3. Janganlah jemu-jemu berbuat baik Galatia 6:9:”Janganlah kita
jemu-jemu berbuat baik, karena apabila sudah datang waktunya, kita akan menuai,
jika kita tidak menjadi lemah.” Ada seorang wanita muda datang kepada hamba
Tuhan dan ia berkata demikian:”Suami saya tidak pernah memuji saya, yang
dilakukannya hanya mengkritik. Tidak peduli apapun yang saya lakukan, segiat
apapun saya bekerja, saya selalu dikritik untuk melakukannya lebih baik lagi !”

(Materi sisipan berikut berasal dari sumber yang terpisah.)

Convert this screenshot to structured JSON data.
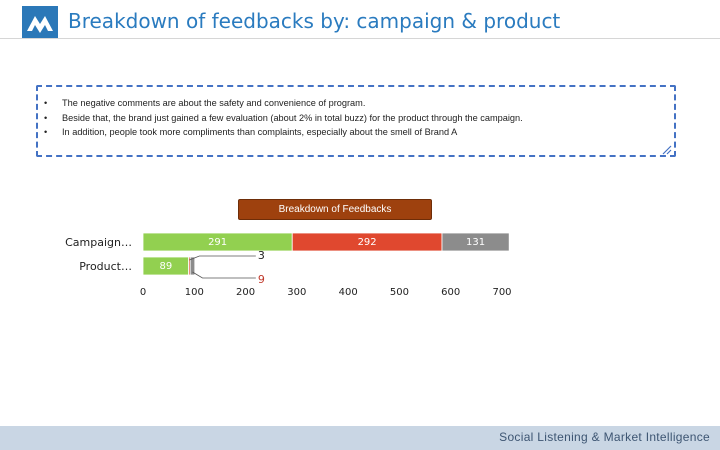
{
  "header": {
    "title": "Breakdown of feedbacks by: campaign & product",
    "logo_color": "#2b78b8"
  },
  "notes": {
    "items": [
      "The negative comments are about the safety and convenience of program.",
      "Beside that, the brand just gained a few evaluation (about 2% in total buzz) for the product through the campaign.",
      "In addition, people took more compliments than complaints, especially about the smell of Brand A"
    ]
  },
  "chart_data": {
    "type": "bar",
    "orientation": "horizontal",
    "stacked": true,
    "title": "Breakdown of Feedbacks",
    "categories": [
      "Campaign…",
      "Product…"
    ],
    "series": [
      {
        "color": "#92d050",
        "values": [
          291,
          89
        ]
      },
      {
        "color": "#e0482f",
        "values": [
          292,
          3
        ]
      },
      {
        "color": "#8c8c8c",
        "values": [
          131,
          9
        ]
      }
    ],
    "xlim": [
      0,
      700
    ],
    "xticks": [
      0,
      100,
      200,
      300,
      400,
      500,
      600,
      700
    ],
    "grid": false,
    "legend": "none"
  },
  "footer": {
    "text": "Social Listening & Market Intelligence"
  }
}
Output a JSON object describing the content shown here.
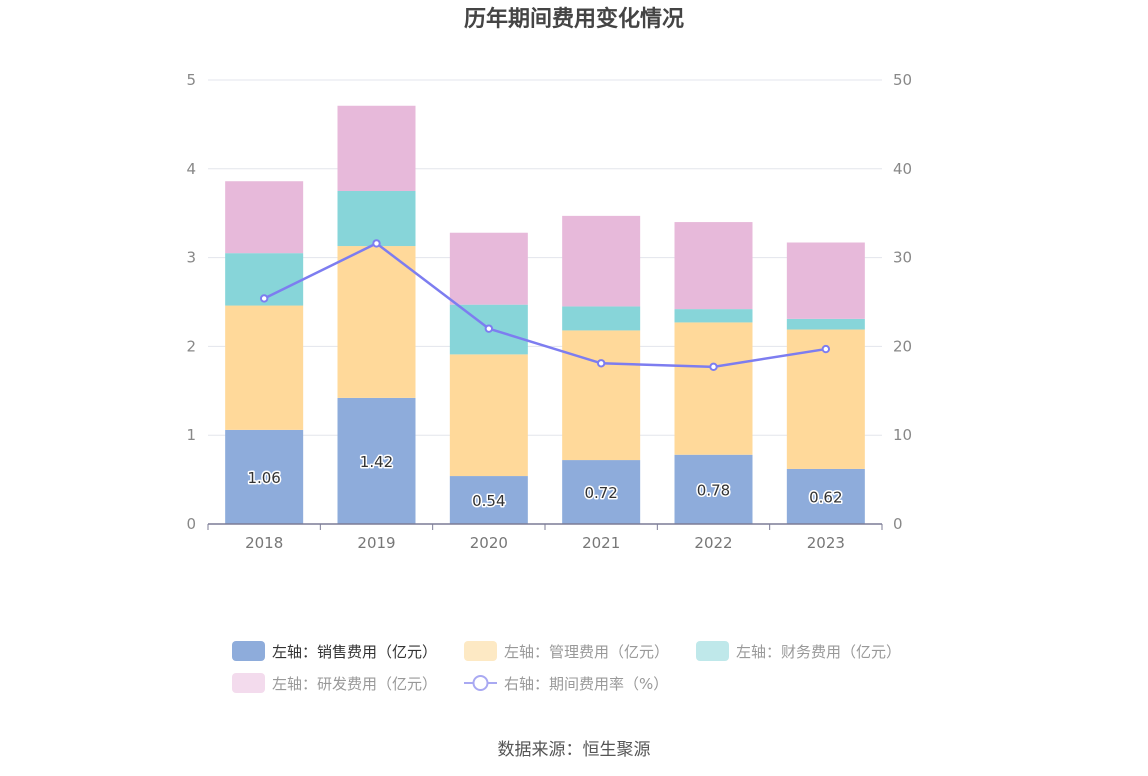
{
  "chart_data": {
    "type": "bar",
    "stacked": true,
    "title": "历年期间费用变化情况",
    "categories": [
      "2018",
      "2019",
      "2020",
      "2021",
      "2022",
      "2023"
    ],
    "y_left": {
      "ylim": [
        0,
        5
      ],
      "ticks": [
        "0",
        "1",
        "2",
        "3",
        "4",
        "5"
      ]
    },
    "y_right": {
      "ylim": [
        0,
        50
      ],
      "ticks": [
        "0",
        "10",
        "20",
        "30",
        "40",
        "50"
      ]
    },
    "series": [
      {
        "name": "左轴：销售费用（亿元）",
        "axis": "left",
        "type": "bar",
        "color": "#8eacdb",
        "values": [
          1.06,
          1.42,
          0.54,
          0.72,
          0.78,
          0.62
        ],
        "labels": [
          "1.06",
          "1.42",
          "0.54",
          "0.72",
          "0.78",
          "0.62"
        ]
      },
      {
        "name": "左轴：管理费用（亿元）",
        "axis": "left",
        "type": "bar",
        "color": "#ffd99a",
        "values": [
          1.4,
          1.71,
          1.37,
          1.46,
          1.49,
          1.57
        ]
      },
      {
        "name": "左轴：财务费用（亿元）",
        "axis": "left",
        "type": "bar",
        "color": "#87d5d9",
        "values": [
          0.59,
          0.62,
          0.56,
          0.27,
          0.15,
          0.12
        ]
      },
      {
        "name": "左轴：研发费用（亿元）",
        "axis": "left",
        "type": "bar",
        "color": "#e7b9da",
        "values": [
          0.81,
          0.96,
          0.81,
          1.02,
          0.98,
          0.86
        ]
      },
      {
        "name": "右轴：期间费用率（%）",
        "axis": "right",
        "type": "line",
        "color": "#7d7df0",
        "values": [
          25.4,
          31.6,
          22.0,
          18.1,
          17.7,
          19.7
        ]
      }
    ],
    "legend_position": "bottom",
    "grid": true,
    "source": "数据来源：恒生聚源"
  }
}
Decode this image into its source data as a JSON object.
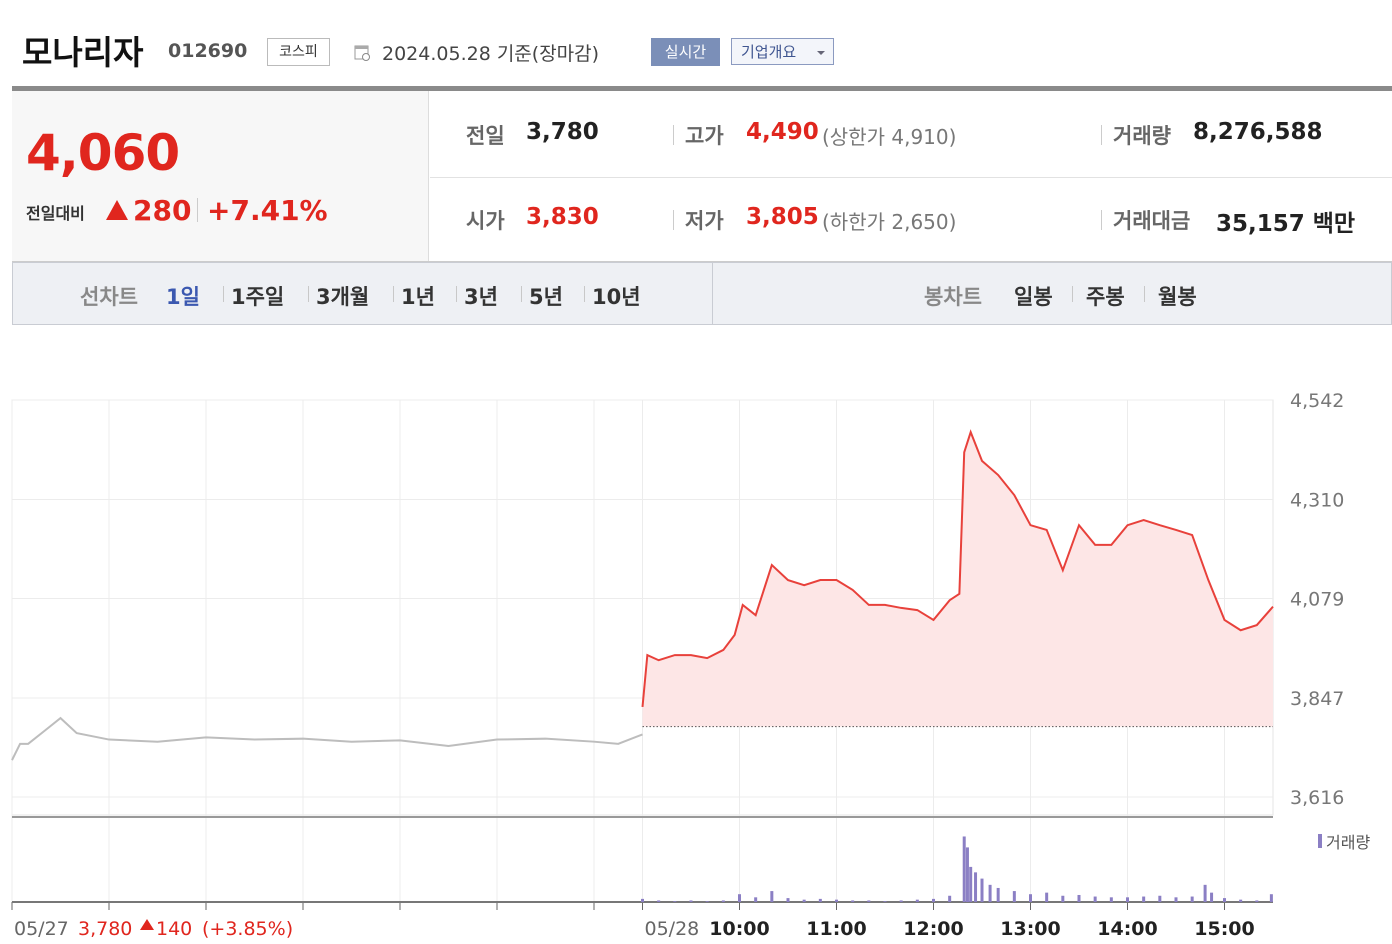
{
  "header": {
    "name": "모나리자",
    "code": "012690",
    "market": "코스피",
    "date": "2024.05.28 기준(장마감)",
    "buttons": [
      "실시간",
      "기업개요"
    ]
  },
  "quote": {
    "price": "4,060",
    "change_label": "전일대비",
    "change": "280",
    "rate": "+7.41%",
    "stats": [
      {
        "label": "전일",
        "value": "3,780"
      },
      {
        "label": "고가",
        "value": "4,490",
        "extra": "(상한가 4,910)"
      },
      {
        "label": "거래량",
        "value": "8,276,588"
      },
      {
        "label": "시가",
        "value": "3,830"
      },
      {
        "label": "저가",
        "value": "3,805",
        "extra": "(하한가 2,650)"
      },
      {
        "label": "거래대금",
        "value": "35,157 백만"
      }
    ]
  },
  "tabs": {
    "line_label": "선차트",
    "line": [
      "1일",
      "1주일",
      "3개월",
      "1년",
      "3년",
      "5년",
      "10년"
    ],
    "candle_label": "봉차트",
    "candle": [
      "일봉",
      "주봉",
      "월봉"
    ]
  },
  "chart_data": {
    "type": "line",
    "xlim": [
      0,
      780
    ],
    "ylim": [
      3574,
      4542
    ],
    "yticks": [
      {
        "value": 3616,
        "label": "3,616"
      },
      {
        "value": 3847,
        "label": "3,847"
      },
      {
        "value": 4079,
        "label": "4,079"
      },
      {
        "value": 4310,
        "label": "4,310"
      },
      {
        "value": 4542,
        "label": "4,542"
      }
    ],
    "xticks": [
      {
        "value": 0,
        "label": "05/27"
      },
      {
        "value": 60,
        "label": null
      },
      {
        "value": 120,
        "label": null
      },
      {
        "value": 180,
        "label": null
      },
      {
        "value": 240,
        "label": null
      },
      {
        "value": 300,
        "label": null
      },
      {
        "value": 360,
        "label": null
      },
      {
        "value": 390,
        "label": "05/28"
      },
      {
        "value": 450,
        "label": "10:00"
      },
      {
        "value": 510,
        "label": "11:00"
      },
      {
        "value": 570,
        "label": "12:00"
      },
      {
        "value": 630,
        "label": "13:00"
      },
      {
        "value": 690,
        "label": "14:00"
      },
      {
        "value": 750,
        "label": "15:00"
      }
    ],
    "grid": true,
    "baseline": 3780,
    "series": [
      {
        "color": "#bdbdbd",
        "fill": null,
        "x": [
          0,
          5,
          10,
          20,
          30,
          40,
          60,
          90,
          120,
          150,
          180,
          210,
          240,
          270,
          300,
          330,
          360,
          375,
          390
        ],
        "values": [
          3702,
          3740,
          3740,
          3770,
          3800,
          3765,
          3750,
          3745,
          3755,
          3750,
          3752,
          3745,
          3748,
          3735,
          3750,
          3752,
          3745,
          3740,
          3762
        ]
      },
      {
        "color": "#e8413b",
        "fill": "#fde6e6",
        "x": [
          390,
          393,
          400,
          410,
          420,
          430,
          440,
          447,
          452,
          460,
          470,
          480,
          490,
          500,
          510,
          520,
          530,
          540,
          550,
          560,
          570,
          580,
          586,
          589,
          593,
          600,
          610,
          620,
          630,
          640,
          650,
          660,
          670,
          680,
          690,
          700,
          710,
          720,
          730,
          740,
          750,
          760,
          770,
          780
        ],
        "values": [
          3826,
          3947,
          3935,
          3947,
          3947,
          3940,
          3959,
          3994,
          4064,
          4040,
          4157,
          4122,
          4110,
          4122,
          4122,
          4099,
          4064,
          4064,
          4057,
          4052,
          4029,
          4075,
          4090,
          4420,
          4467,
          4400,
          4367,
          4320,
          4250,
          4239,
          4145,
          4250,
          4204,
          4204,
          4250,
          4262,
          4250,
          4239,
          4227,
          4122,
          4029,
          4005,
          4017,
          4060
        ]
      }
    ],
    "volume": {
      "name": "거래량",
      "color": "#8b7fc4",
      "ylim": [
        0,
        100
      ],
      "x": [
        390,
        400,
        410,
        420,
        430,
        440,
        450,
        460,
        470,
        480,
        490,
        500,
        510,
        520,
        530,
        540,
        550,
        560,
        570,
        580,
        589,
        591,
        593,
        596,
        600,
        605,
        610,
        620,
        630,
        640,
        650,
        660,
        670,
        680,
        690,
        700,
        710,
        720,
        730,
        738,
        742,
        750,
        760,
        770,
        779
      ],
      "values": [
        4,
        2,
        1,
        2,
        1,
        2,
        10,
        6,
        14,
        5,
        3,
        4,
        3,
        2,
        2,
        1,
        2,
        3,
        4,
        8,
        84,
        70,
        45,
        38,
        30,
        22,
        18,
        14,
        10,
        12,
        8,
        9,
        7,
        6,
        6,
        7,
        8,
        6,
        7,
        22,
        12,
        5,
        3,
        2,
        10
      ]
    },
    "prev_info": {
      "close": "3,780",
      "change": "140",
      "rate": "(+3.85%)"
    }
  }
}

Pendeta berkata demikian:” Ibu harus belajar memujinya. Ibu: Memujinya ? Oh
saya tidak pernah memikirkan hal itu, saya mengharapkan pujian dari dia,
mengapa skrg saya harus memuii dia lebih dahulu ? Pendeta berkata:”Kalau ibu
ingin mengubah suami, ubahlah diri ibu terlebih dahulu.
Bentuk perbuatan baik :
Pada suatu kali ada seorang ibu menangis saat dia
membaca sepucuk surat. Ternyata ibu ini menerima surat dari anaknya yang
tinggal di Jakarta, bunyi surat itu seperti ini:
Hari ini adalah hari ulang tahun Ibu yang ke-60.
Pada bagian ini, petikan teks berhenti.